È scattato l’arresto per resistenza e violenza sessuale. Nel corso dell’interrogatorio di garanzia, l’indagato ha negato ogni addebito, sostenendo di essere al pronto soccorso per accompagnare un amico ubriaco.
Inizialmente, il fermato ha fornito una ricostruzione dei fatti notevolmente divergente da quella di altri testimoni, arricchendola con parole eccentriche.
Successivamente ha leggermente modificato la sua posizione, presentando una lettera di scuse e raccontando dei tentativi di integrazione in Italia attraverso il lavoro, nonostante il gesto compiuto risultasse eloquente.
Il tribunale del riesame, pur non contestando i gravi indizi di colpevolezza, ha reinterpretato l’aggressione sessuale come un evento di minore entità.
Le toghe sottolineano che la diminuente si applica quando la libertà della vittima è stata offesa in modo non grave.

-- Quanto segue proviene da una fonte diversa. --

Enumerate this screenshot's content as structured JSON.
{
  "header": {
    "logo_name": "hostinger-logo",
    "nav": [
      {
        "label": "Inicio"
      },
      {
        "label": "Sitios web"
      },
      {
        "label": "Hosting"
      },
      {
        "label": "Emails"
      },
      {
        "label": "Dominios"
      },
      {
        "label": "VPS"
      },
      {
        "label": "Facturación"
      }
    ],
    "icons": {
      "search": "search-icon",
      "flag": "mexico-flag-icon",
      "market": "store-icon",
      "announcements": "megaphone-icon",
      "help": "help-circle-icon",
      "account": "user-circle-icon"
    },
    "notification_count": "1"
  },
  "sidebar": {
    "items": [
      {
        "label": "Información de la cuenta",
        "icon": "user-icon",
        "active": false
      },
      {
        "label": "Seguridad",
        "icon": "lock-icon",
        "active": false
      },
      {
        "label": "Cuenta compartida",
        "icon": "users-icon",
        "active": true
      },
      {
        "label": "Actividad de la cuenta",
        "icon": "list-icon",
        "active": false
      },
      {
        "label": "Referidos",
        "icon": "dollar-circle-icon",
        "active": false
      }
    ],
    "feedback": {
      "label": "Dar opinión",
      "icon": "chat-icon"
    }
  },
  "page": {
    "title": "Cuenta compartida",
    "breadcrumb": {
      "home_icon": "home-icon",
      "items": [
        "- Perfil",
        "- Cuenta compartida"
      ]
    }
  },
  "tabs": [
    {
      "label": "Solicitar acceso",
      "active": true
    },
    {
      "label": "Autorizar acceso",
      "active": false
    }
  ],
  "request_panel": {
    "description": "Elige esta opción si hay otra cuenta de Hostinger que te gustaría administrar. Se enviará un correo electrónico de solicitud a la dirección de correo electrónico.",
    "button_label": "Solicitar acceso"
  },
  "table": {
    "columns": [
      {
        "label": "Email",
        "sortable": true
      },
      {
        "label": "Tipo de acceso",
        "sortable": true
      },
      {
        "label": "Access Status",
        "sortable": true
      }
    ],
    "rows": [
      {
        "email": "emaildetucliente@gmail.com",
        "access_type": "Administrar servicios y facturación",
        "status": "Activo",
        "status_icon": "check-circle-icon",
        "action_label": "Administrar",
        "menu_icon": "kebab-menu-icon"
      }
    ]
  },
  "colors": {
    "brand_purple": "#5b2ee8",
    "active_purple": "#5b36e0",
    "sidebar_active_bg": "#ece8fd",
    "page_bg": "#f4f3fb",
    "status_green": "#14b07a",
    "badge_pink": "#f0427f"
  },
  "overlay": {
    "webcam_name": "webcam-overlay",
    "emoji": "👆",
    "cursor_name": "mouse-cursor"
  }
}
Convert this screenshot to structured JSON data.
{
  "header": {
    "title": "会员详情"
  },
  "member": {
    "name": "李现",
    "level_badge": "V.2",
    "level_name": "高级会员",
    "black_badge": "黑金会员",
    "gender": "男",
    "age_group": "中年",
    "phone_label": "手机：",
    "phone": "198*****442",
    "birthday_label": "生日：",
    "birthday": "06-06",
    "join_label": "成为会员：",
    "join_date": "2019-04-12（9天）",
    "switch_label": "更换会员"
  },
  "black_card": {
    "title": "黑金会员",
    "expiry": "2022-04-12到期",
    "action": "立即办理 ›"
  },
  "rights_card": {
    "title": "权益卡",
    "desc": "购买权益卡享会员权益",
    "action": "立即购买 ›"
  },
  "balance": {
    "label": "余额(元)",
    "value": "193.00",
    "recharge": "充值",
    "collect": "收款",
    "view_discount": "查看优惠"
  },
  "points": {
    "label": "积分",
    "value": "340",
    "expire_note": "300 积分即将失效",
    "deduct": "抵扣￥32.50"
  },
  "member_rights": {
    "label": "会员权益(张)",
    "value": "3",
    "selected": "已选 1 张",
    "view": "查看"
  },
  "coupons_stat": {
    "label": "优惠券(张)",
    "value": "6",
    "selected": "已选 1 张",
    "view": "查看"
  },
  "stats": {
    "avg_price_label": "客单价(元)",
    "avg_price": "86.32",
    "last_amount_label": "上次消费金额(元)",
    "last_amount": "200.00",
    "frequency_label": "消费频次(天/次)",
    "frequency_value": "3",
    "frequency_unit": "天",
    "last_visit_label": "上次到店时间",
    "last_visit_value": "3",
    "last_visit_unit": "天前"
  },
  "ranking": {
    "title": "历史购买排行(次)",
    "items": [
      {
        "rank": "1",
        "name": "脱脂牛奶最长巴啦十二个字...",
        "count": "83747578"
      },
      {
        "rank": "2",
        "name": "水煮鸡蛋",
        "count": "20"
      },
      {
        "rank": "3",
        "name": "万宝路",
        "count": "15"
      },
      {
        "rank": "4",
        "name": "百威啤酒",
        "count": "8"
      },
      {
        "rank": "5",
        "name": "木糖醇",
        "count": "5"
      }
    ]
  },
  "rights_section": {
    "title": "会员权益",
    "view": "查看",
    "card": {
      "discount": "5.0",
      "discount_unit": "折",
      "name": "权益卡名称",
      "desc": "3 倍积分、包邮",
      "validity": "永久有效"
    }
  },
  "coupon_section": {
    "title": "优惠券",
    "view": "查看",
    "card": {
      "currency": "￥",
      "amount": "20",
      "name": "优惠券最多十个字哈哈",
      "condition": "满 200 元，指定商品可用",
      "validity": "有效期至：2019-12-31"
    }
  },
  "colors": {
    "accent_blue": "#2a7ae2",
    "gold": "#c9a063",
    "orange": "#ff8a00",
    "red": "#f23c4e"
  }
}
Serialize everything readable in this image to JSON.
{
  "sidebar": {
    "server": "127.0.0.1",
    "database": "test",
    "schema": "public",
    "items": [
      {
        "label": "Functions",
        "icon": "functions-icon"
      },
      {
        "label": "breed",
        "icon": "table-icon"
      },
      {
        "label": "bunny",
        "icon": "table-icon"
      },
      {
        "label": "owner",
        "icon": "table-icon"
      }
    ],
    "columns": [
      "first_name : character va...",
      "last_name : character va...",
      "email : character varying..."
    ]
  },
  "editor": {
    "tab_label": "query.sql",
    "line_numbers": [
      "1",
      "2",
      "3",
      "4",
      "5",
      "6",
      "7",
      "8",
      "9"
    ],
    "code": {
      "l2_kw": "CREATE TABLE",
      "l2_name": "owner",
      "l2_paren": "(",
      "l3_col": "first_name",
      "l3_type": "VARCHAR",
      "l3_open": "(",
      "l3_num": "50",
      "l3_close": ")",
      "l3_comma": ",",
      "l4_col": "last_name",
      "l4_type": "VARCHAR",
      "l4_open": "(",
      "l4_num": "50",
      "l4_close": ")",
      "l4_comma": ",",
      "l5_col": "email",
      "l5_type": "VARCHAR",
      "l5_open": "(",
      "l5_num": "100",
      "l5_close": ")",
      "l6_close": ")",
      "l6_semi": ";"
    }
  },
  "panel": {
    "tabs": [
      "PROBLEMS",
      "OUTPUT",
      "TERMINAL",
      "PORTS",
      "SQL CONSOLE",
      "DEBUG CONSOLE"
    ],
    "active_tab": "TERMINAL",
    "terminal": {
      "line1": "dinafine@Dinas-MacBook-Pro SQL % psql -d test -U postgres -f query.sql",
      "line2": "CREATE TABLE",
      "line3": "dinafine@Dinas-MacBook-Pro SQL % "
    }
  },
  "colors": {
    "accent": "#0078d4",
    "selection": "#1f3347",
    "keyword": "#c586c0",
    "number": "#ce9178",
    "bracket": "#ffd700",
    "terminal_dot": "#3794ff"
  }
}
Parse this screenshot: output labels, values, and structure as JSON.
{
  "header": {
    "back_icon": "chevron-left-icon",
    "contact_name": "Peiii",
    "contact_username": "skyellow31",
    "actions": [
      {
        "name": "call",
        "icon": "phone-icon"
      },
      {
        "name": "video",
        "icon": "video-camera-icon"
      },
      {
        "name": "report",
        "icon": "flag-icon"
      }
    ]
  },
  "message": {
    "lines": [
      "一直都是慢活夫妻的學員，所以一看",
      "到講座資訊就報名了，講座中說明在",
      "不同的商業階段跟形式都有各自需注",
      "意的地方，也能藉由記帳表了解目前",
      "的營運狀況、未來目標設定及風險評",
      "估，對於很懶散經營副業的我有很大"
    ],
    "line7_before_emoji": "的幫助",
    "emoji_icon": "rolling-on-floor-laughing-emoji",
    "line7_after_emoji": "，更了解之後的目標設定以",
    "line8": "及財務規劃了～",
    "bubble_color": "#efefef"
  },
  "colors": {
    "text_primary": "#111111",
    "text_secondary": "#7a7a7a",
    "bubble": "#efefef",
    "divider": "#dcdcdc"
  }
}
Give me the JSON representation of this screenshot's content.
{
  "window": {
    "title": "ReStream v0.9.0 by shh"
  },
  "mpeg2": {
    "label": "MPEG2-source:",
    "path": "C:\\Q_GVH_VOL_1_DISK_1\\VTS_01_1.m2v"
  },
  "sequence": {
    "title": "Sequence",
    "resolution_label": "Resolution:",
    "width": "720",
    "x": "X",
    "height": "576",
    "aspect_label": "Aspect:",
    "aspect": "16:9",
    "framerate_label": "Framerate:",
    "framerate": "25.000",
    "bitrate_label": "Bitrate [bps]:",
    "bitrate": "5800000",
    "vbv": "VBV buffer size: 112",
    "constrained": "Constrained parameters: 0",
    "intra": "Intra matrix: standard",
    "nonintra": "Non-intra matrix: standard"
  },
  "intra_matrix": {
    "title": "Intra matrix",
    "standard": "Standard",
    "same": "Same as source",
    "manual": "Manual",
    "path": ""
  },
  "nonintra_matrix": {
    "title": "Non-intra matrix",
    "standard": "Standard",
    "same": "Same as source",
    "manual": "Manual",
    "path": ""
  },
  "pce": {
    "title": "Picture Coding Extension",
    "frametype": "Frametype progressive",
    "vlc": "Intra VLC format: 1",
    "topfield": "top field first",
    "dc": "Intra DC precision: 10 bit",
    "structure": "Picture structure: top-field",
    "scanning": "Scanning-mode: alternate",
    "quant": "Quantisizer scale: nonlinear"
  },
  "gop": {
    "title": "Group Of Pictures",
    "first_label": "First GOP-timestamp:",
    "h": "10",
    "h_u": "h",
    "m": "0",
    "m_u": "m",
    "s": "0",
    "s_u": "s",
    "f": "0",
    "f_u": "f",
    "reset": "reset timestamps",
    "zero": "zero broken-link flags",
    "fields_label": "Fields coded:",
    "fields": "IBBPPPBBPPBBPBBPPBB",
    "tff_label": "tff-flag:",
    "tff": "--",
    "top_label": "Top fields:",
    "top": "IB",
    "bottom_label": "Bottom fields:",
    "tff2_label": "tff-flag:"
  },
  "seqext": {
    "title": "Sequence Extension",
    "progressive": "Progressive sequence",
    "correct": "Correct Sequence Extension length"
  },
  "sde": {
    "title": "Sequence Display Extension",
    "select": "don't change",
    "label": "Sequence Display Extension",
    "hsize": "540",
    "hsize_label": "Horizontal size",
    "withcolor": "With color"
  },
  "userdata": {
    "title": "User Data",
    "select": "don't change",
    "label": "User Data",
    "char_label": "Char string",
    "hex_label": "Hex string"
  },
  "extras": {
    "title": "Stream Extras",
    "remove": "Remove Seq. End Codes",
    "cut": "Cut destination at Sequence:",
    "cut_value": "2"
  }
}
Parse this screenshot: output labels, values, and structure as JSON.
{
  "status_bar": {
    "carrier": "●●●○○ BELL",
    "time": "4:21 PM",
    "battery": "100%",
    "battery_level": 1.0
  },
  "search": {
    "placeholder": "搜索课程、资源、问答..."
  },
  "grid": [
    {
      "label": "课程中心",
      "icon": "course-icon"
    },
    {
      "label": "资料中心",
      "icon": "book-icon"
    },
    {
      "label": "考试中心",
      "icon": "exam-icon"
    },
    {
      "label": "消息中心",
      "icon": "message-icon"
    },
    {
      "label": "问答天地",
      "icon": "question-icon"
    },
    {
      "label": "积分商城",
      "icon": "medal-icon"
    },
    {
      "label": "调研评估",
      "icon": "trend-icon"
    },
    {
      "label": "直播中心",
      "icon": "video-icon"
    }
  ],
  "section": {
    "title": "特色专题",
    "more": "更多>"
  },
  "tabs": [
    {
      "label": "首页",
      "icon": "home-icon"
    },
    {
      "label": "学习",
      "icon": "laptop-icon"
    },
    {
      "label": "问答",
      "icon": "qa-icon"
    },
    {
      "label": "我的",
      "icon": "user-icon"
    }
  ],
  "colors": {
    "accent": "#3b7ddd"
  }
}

Nel caso specifico, la limitata invasione della sfera sessuale della parte offesa, la rapidità del gesto e il contesto concitato in cui è avvenuto suggeriscono una minore gravità del fatto.
I magistrati insistono, sostenendo che persiste comunque un pericolo di ripetizione di reati simili, poiché il gesto compiuto riflette inequivocabilmente un atteggiamento di prevaricazione nei confronti del genere femminile e mostra l’incapacità dell’indagato di controllare i propri impulsi, anche di fronte all’intervento delle forze dell’ordine.
Tuttavia, il collegio, considerando la modesta gravità del fatto, ritiene sufficiente sostituire la detenzione con l’obbligo di firma in questura, meno gravoso.